January 27 News, Ethereum co-founder Vitalik Buterin recently proposed a new blockchain scalability framework, using a “hierarchical structure” to explain why different technical components have varying expansion speeds. He divides the blockchain into three main layers: the top layer is computation, the middle layer is data, and the bottom layer is state. This model is considered a key to understanding Ethereum’s scalability route.
In Vitalik’s view, computation is the easiest part to scale. Through parallel execution, zero-knowledge proofs, and outsourcing some computations to external systems, blockchains can significantly increase throughput without adding trust assumptions. This is also the core logic of most current Layer 2 architectures, which perform many transactions off-chain and only submit the results to the main chain for verification.
In contrast, data expansion is slower than computation. Blockchains must ensure that all critical data can be verified and accessed, which limits scalability.
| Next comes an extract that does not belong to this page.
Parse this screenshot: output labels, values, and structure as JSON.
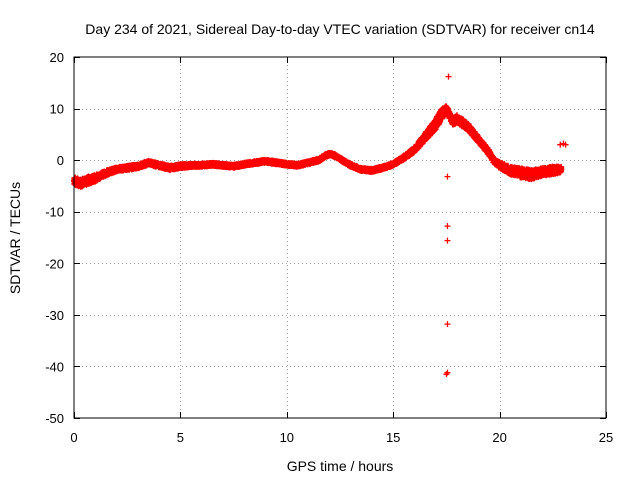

However, with the introduction of data distribution technologies like PeerDAS, Ethereum is reducing node storage and bandwidth pressures, thereby supporting more users and higher data demands while maintaining decentralization.
The real bottleneck lies in the state layer. Vitalik points out that each node must verify and store the entire network state, and the continuous growth of state size raises hardware requirements and could lead to centralization risks in the long run. To address this, he proposes a “hierarchical ascent” approach, using computation and data to replace state as much as possible. Ethereum’s Rollup moves most of the state off-chain, sharding disperses data load, and zero-knowledge proofs reduce on-chain execution costs.
For developers, this layered model has direct design implications: reducing unnecessary on-chain state, relying more on proofs and verifiable data, and shifting complexity to higher levels. With this approach, Ethereum aims to establish a new balance between performance, cost, and decentralization, providing a clearer technical roadmap for the blockchain’s long-term scalability.